Stick to the letter of the schedule to prevent breakdowns. You may find yourself responsible for some basic tasks, while more complicated maintenance will require you to return the equipment to the renter for service. Undercarriage maintenance, for example, might fall into your wheelhouse, but replacing a timing belt or conducting other kinds of engine service is likely the responsibility of the rental company.
This is no different than following the maintenance schedule in your car’s owner’s manual. Stick to the schedule, or you may find yourself responsible for repair costs if something breaks down that could have been prevented with regular maintenance.
Pay Attention to Weather Reports and Equipment Tolerances
Deadlines are important, but construction crews have no obligation to continue working through rain, snow or any other extreme weather conditions. This becomes especially important if you have rental equipment as part of your fleet. The chances are high that each piece will have specific temperature tolerances. Working outside of those tolerances could lead to equipment failure, which could also leave you responsible for repair costs.
Pay close attention to your equipment’s weather and temperature tolerance, and don’t use them outside of those limits. It may delay your project a bit, but it will prevent your equipment from failing when you need it the most.
Pay Attention to Warning Signals
We might joke and call them “idiot lights,” but the warning signs and signals on the dashboard of a car or a piece of heavy equipment serve an important purpose. Each machine comes equipped with a bevy of sensors that track everything from electrical current to oil pressure. If they sense that something is amiss, they’ll throw up an alarm.
Don’t ignore these signs and signals. Doing so could lead to equipment failure and, again, leave you responsible for repair costs and contending with downtime while you hunt for a replacement. The chances are high that your rental agreement includes instructions for what to do if one of the device’s warning lights starts flashing. If it doesn’t, call the rental company to find out how to proceed.

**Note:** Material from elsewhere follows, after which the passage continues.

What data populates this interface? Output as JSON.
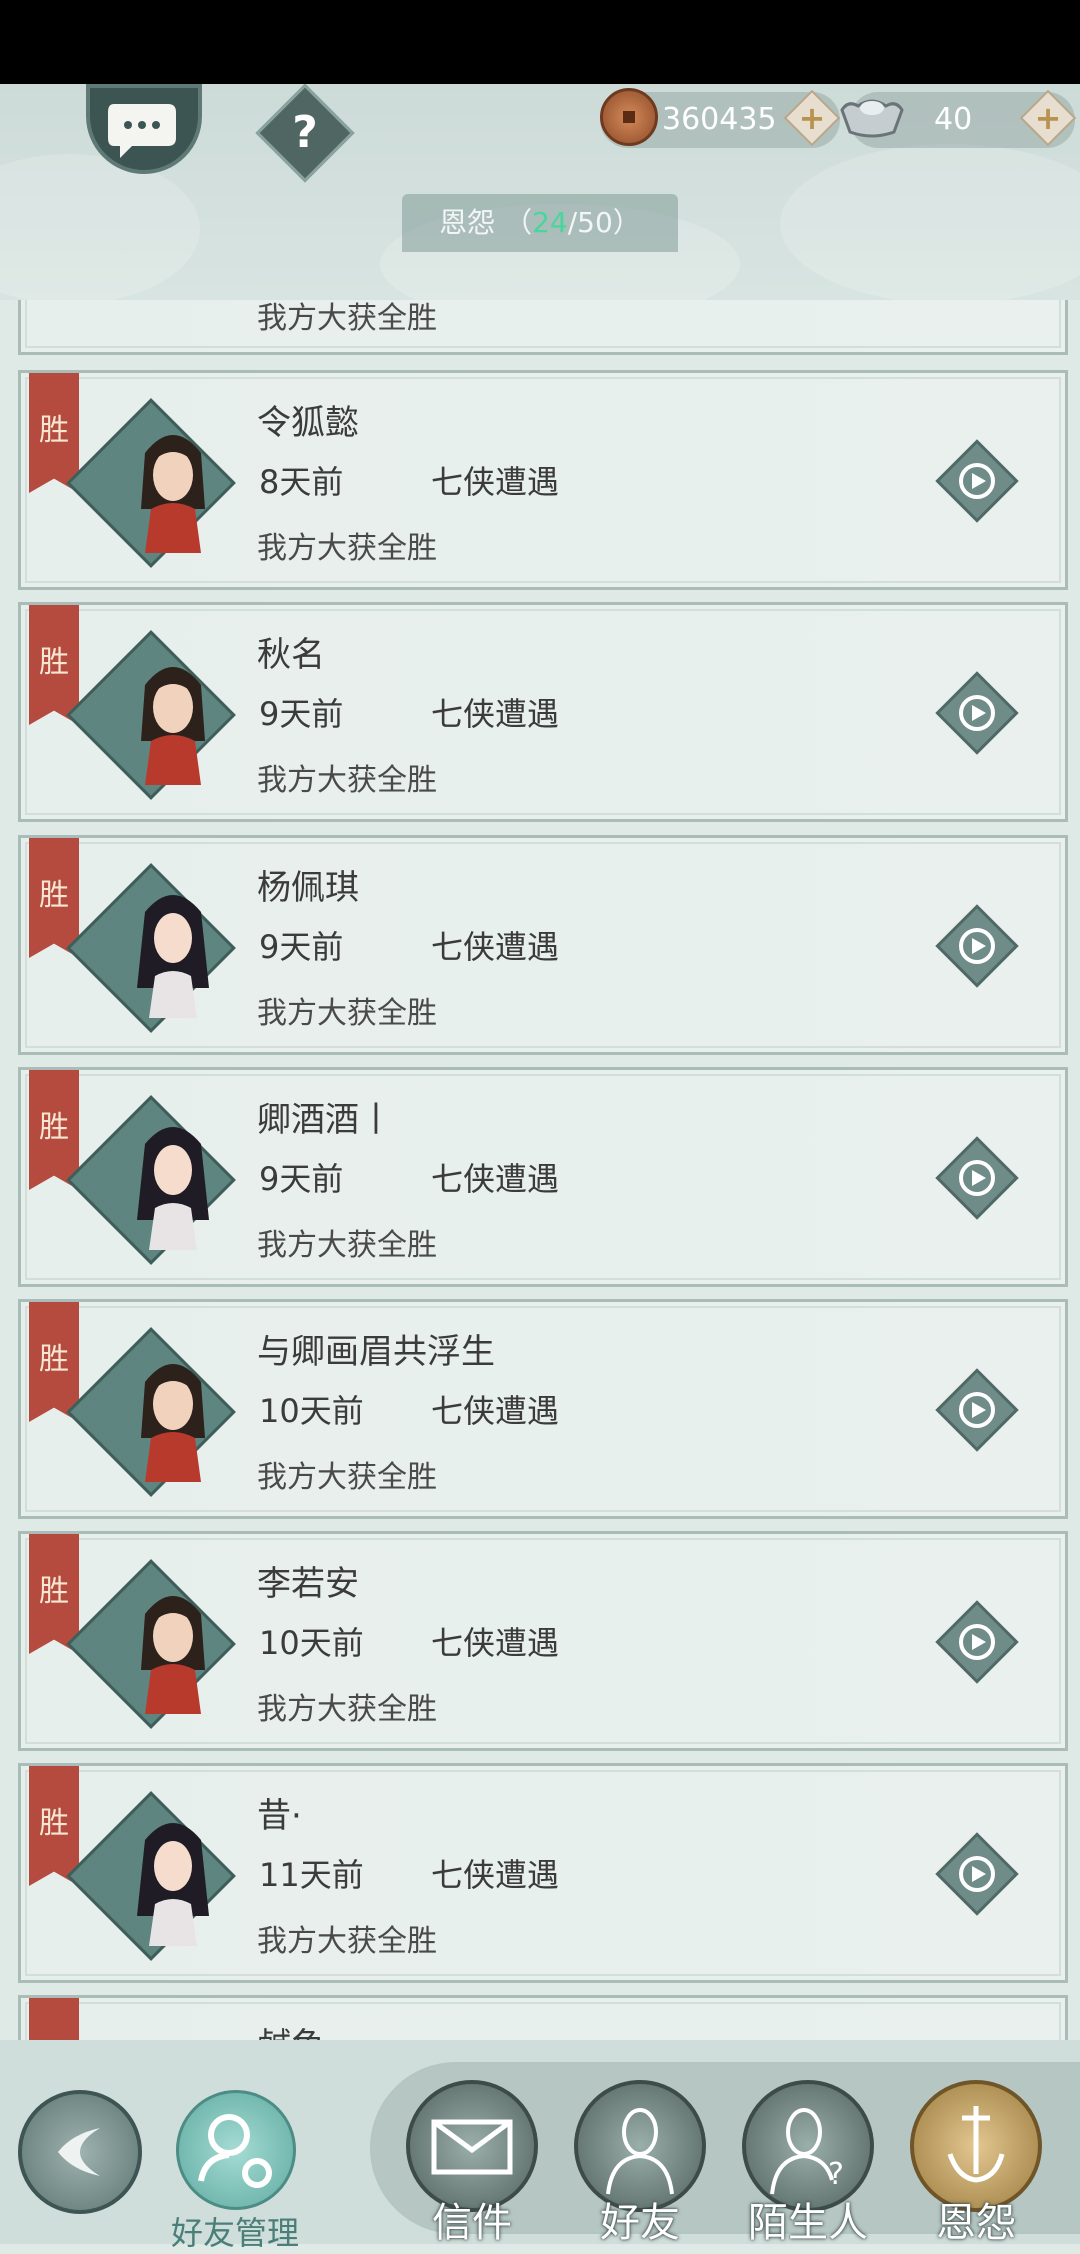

Do Not Use Equipment for Anything Other Than Its Intended Purpose
The more comfortable you become with a piece of equipment, the easier it becomes to push it to its limits as you’re working. This isn’t always a bad thing. Trained and experienced operators learn how to get the most out of your equipment, which helps to increase operational efficiency and can even extend the lifespan of your fleet.
Be careful that this level of comfort and familiarity doesn’t lead to improper equipment use. Ensure everything in your fleet is only getting used for its intended purposes. And, while this should be common sense, make sure that no one is using the machinery outside of business hours or for entertainment purposes.
It’s important to note that many insurance policies do not cover the misuse of a piece of machinery. Pushing equipment past its limit or using it for the incorrect purpose can also make the renter liable in the event of damages.
In many cases, protecting the machine means protecting yourself.
Store It Properly When Not in Use
Even sites that operate 24 hours a day don’t use every piece of equipment every day. One of the easiest things you can do to prevent equipment malfunction and failure is to ensure that everything is stored properly when it’s not in use. This particular responsibility can take all sorts of different forms, from tarps and equipment covers to parking under a carport or other cover or even in garages or warehouses to keep the elements at bay.
Whatever your choice, simply protecting your rental equipment from the elements can make an enormous difference when it comes to preventing malfunctions and failure on the jobsite.
Rental Equipment Doesn’t Absolve You of Responsibility
Renting equipment may be more cost-effective than buying it because you don’t have to worry about things like purchase costs, insurance or maintenance, but it doesn’t absolve you of the responsibility to take care of the equipment you’ve rented. Be aware of the potential risks and equipment malfunctions so you can take the necessary steps to prevent them.